# HP PSC 750 scanner problems

## eolson

ok I've been trying to get my scanner working for some time now.  I have an HP PSC 750 printer and it works fine with the HPIJS driver for printing.  I installed sane and the HPOJ driver, along with the USB scanner support in my kernel.

here is the lsmod line for usbcore

usbcore                62976   1  [printer uhci ehci-hcd scanner]

looks like it should work

I run ptal-init -setup and it finds my device just fine

Probe for USB-connected devices ([y]/n)?  y

Probing "/dev/usb/lp0"...

    Found "PSC 750xi"

    with serial number "MY27MD41CZWB".

but here is the output of sane find scanner:

  # No SCSI scanners found. If you expected something different, make sure that

  # you have loaded a SCSI driver for your SCSI adapter.

  # Also you need support for SCSI Generic (sg) in your operating system.

  # If using Linux, try "modprobe sg".

  # No USB scanners found. If you expected something different, make sure that

  # you have loaded a driver for your USB host controller and have installed a

  # kernel scanner module.

  # Scanners connected to the parallel port or other proprietary ports can't be

  # detected by this program.

Anybody have similar problems?

----------

## eolson

ok I'm guessing it's a problem with getting the scanner in the /dev area and not the hpoj drivers.  I've been looking around everywhere and nothing helps.

I look in /dev/scanner and /dev/usb/ and /dev/usbscanner and find nothing

the only usb device is /dev/usb/lp0 for my printer which is the same thing...

how would I make my scanner appear in /dev somewhere?
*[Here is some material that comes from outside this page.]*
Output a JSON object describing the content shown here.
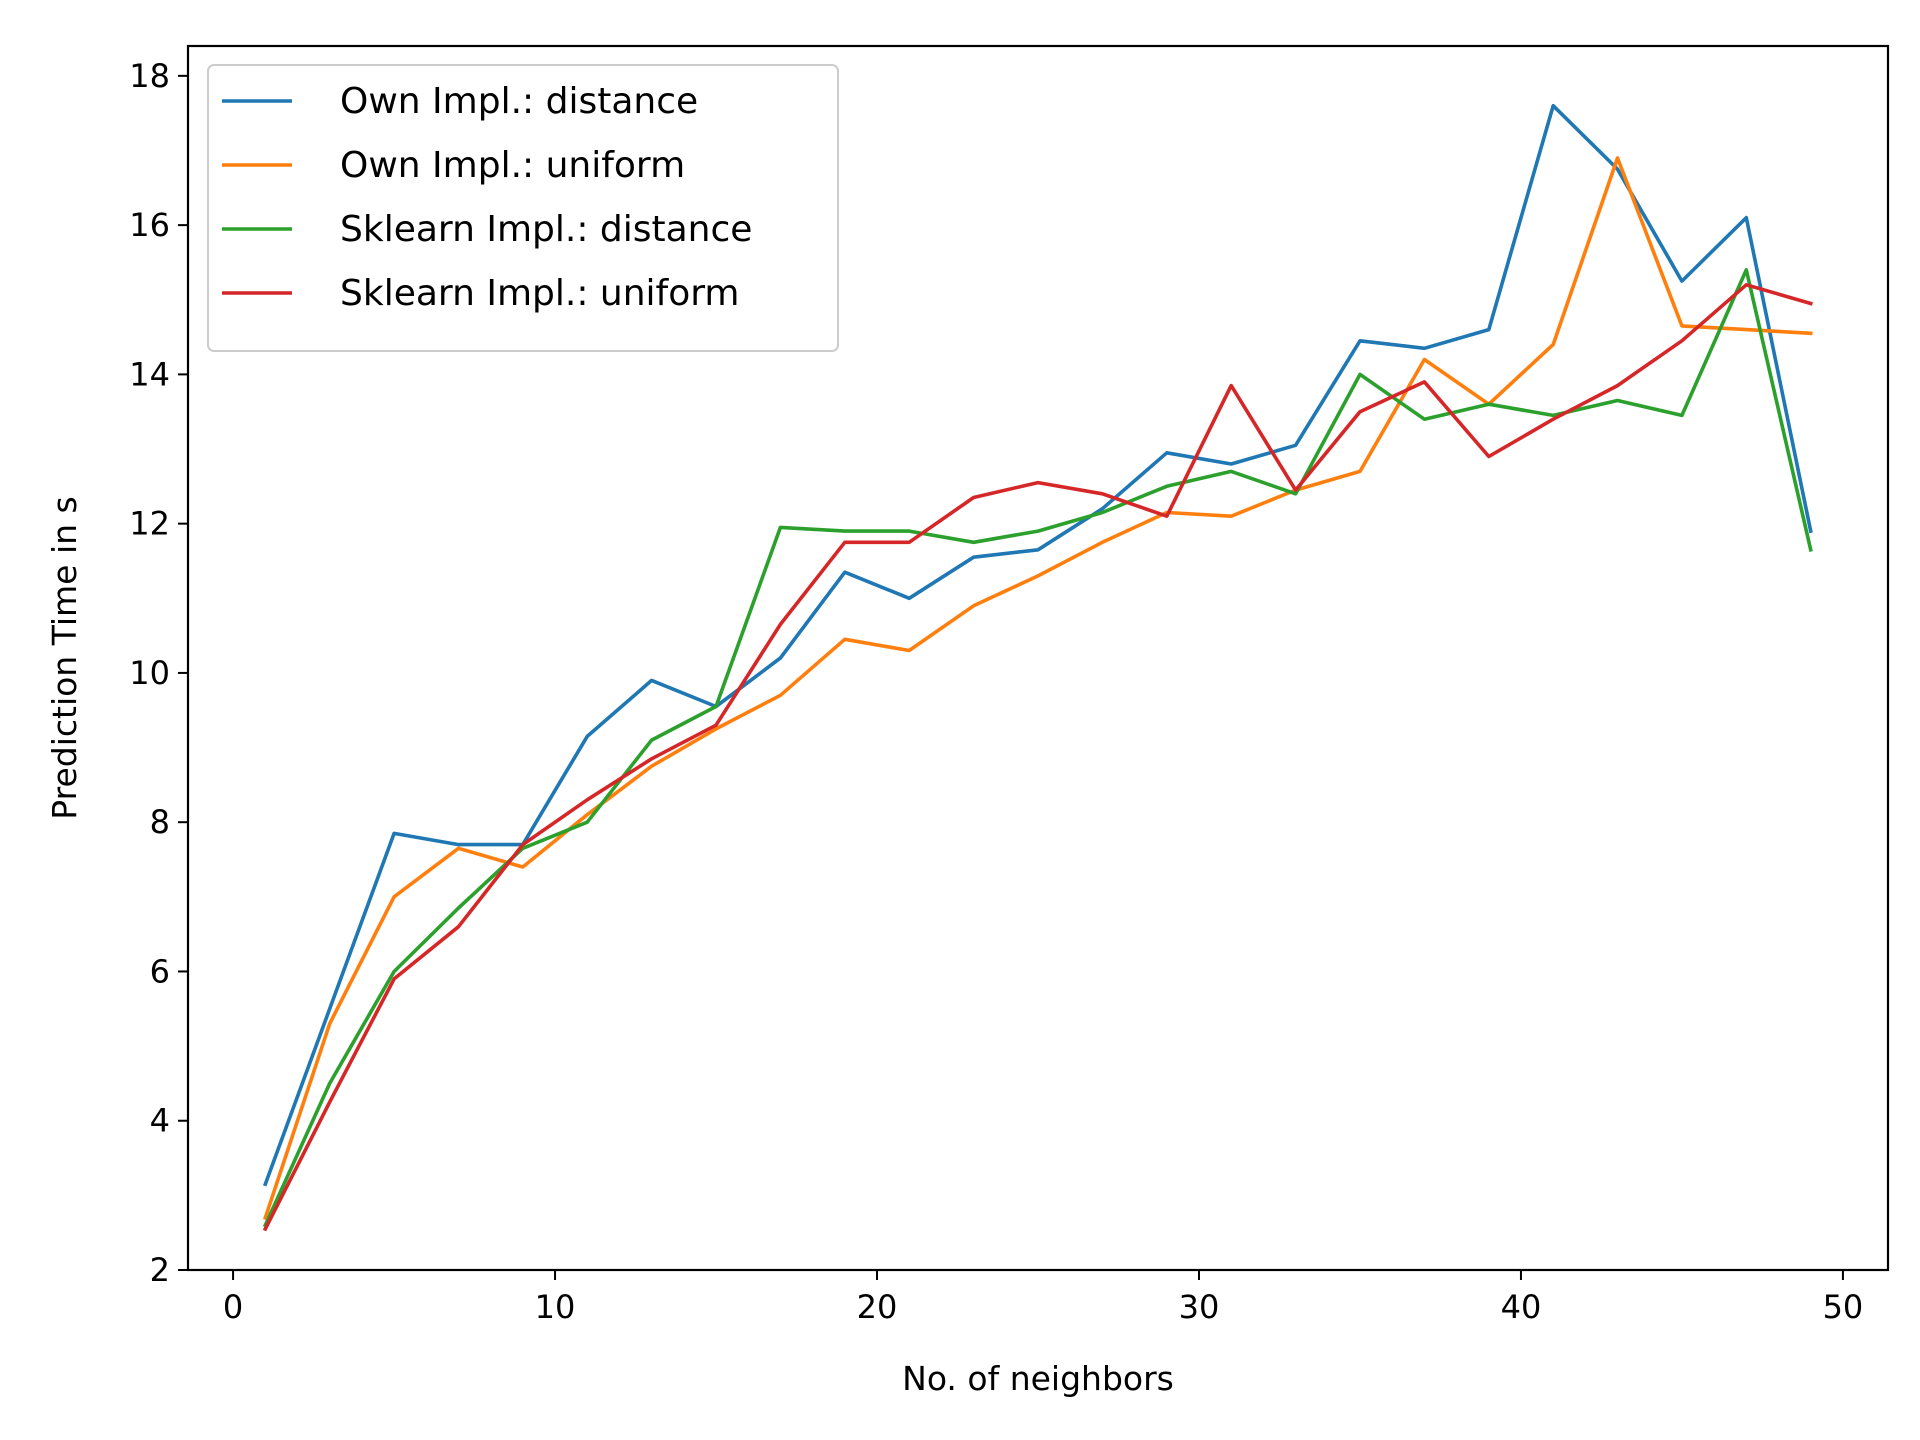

EDIT:  this might help... these are errors HPOJ gives when the module is loaded on startup

modprobe can't locate module /dev/ptal-mlcd

modprobe can't locate module /dev/ptal-printd

ptal-mlcd: ERROR ...... blah blah blah

couldn't find device:llioOpenOne failed!

----------

## derk

I had the same problem after installing libusb. 

it appears to be a known issue.

I had to install the CVS version from the hpoj site full instructions available on their site. Once hpoj-0.91 is available it should also work. I suspect you have started the ptal-init service as well on start-up? 

Also check the hpoj set-up info on the hpoj site http://hpoj.sourceforge.net/

derk

----------

## eolson

thanks that's probably it

unfortunately the cvs won't compile    :Mad: 

----------

## derk

hi .. after bolloxing my root partition with by using fsck stupidly

I had to reinstall so I discovered the same problem with hpoj from gentoo ... but if you edit the /etc/sane.d/dll.conf config file and uncomment the line with hpoj at the bottom of the file all works again.

sorry for the incorrect info as I'd had the other troubles before.

works like a champ for me now at hpoj-0.90-r1 with no recourse to cvs.

so just re-emerge hpoj and then do the fix

derk

----------

## derk

note that /etc/init.d/hpoj also  needs a change .. the line "after hotplug"

is missing before the line "before cupsd" in the dependency section.

derk

----------

## eolson

Sweet, thanks

I gave up for a while and just stumbled back across this post

----------

## yatesco

Uncomment hpoj in /etc/sane.d/dll.conf.

It is at the bottom of the file

----------